St. Goban, St. Gobban, or St. Gobhan is the name of various Saints of early Christian Ireland. However the ecclesiastic integrity and merit of the Saint(s) is often debased by confusing, composite attempted  biographies. However, by applying objectivity (philosophy) to the analysis of references in pertinent hagiography and eminent biographies we can reach a constructive conclusion; that the number of references to a St. Gobban far outweighs those of a St. Goban.   and that the references to St.Gobban link this saint to St Laserian's Cathedral, Old Leighlin plus Killamery:Cell Lamraidhe and identify this saint as Gobban Find mac Lugdach alternatively  anglicized as St. Gobhan.

The Biographical References 
1) "Monasticon Hibernicum Or the Monastical History of Ireland". (John Stevens:1722) cites five references to St.Gobban and 1 reference to St. Goban.

2) "An ecclesiastical history of Ireland". (John Lanigan:1829) cites eight references to St.Gobban and one reference to St.Goban.

3) "Journal of the Royal Antiquaries of Ireland". (1861) cites one reference to St.Gobban and none for a St.Goban.

Analysis of the references overwhelming cite a St. Gobban associated with:

a) Old Leighlin:seanleithglinn County Carlow.

b) Killamery:Cell Lamraidhe  County Kilkenny.

c) Seagoe:teg-da-goba'.  County Armagh.

 The Martyrology of Oengus 
"The Martyrology of Oengus"  states “of Gobban of Cell Lamraide in Hui Cathrenn in the west of Ossory, a thousand monks it had, as experts say and of them was Gobban." Also from the now lost Annals of Cloneagh-"A.D. 639. St. Gobban, who founded the monastery of Old Leighlin, and afterwards resigned it to St. Laserian, retiring in 632 to Killamery in Ossory,(Kingdom of Ossory) died this year and was interred at Clonenagh. His feast was observed on 6 December. Gobban's feast, a shout of thousands, with a train of great martyrdom, angelic wall, abbot of virginity, lucid descendant of Lane."

 Gobanus - Gobban-Goba 

The distinguished Irish Church historian John Lanigan states - "Gobanus – Goba of Teg da-goba – Seagoe, on the bank of the Bann in Iveagh of Ulidia (also) St. Gobanus of Killamery, near the mountain called Slievenaman.''" Lanigan clearly states that he believes the Gobanus(Latin) - St.Gobban of Killamery is the same historical person as St. Gobhan  of Seagoe, who is identified as Gobban Find mac Lugdach.
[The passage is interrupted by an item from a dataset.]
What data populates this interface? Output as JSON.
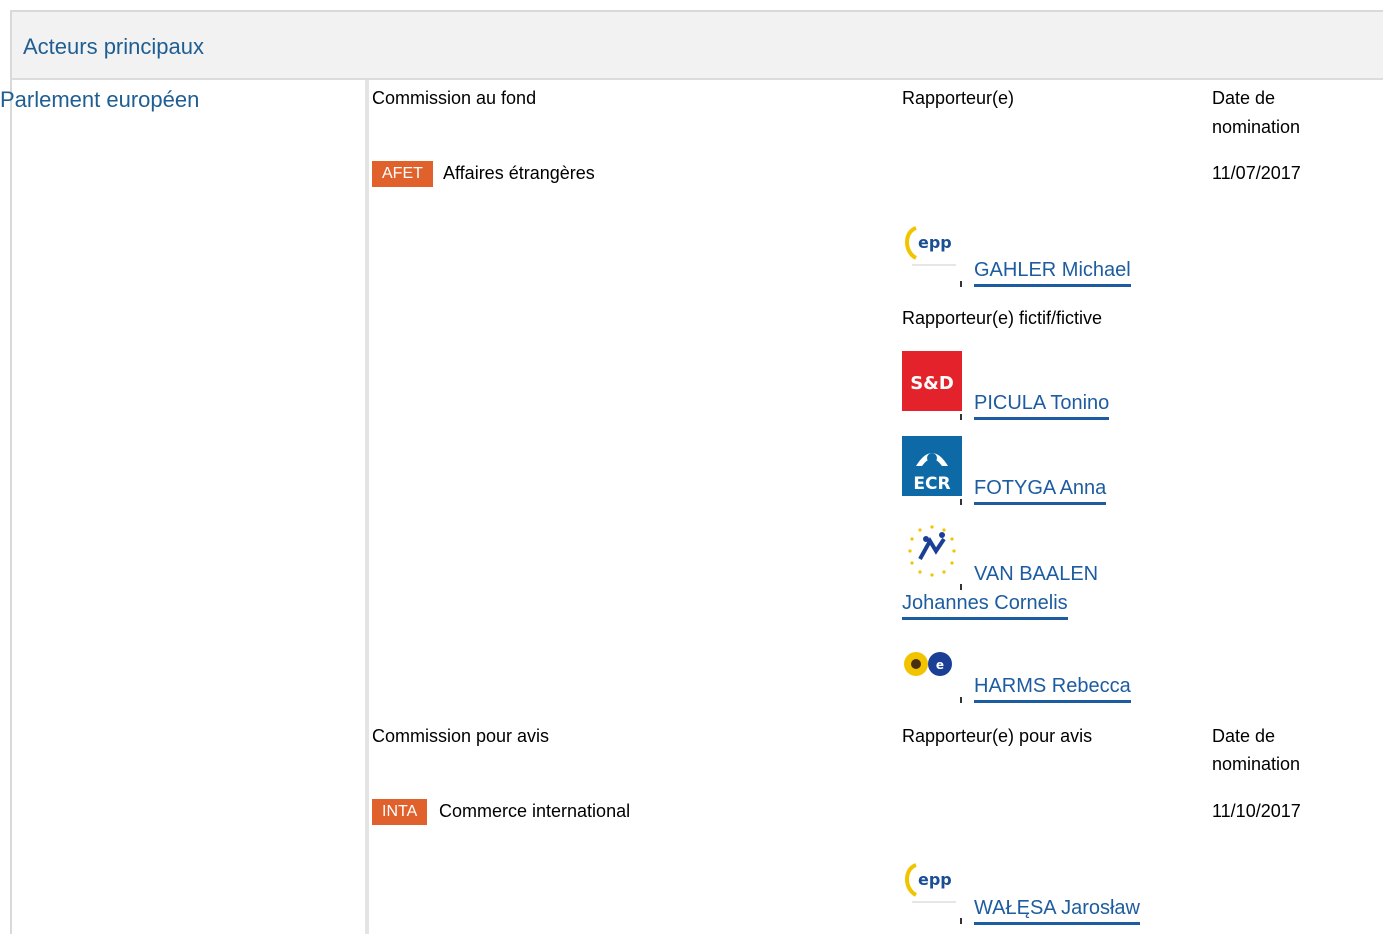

Gobans without attribution 

That there existed in the early history of Ireland  another St. Goban / Gobban is undeniable. The Kinsale area of County Cork lays claim to a St. Goban / Gobban as does County Antrim; however without proper research and attribution any attempt to properly identify may only add confusion and detract from known facts.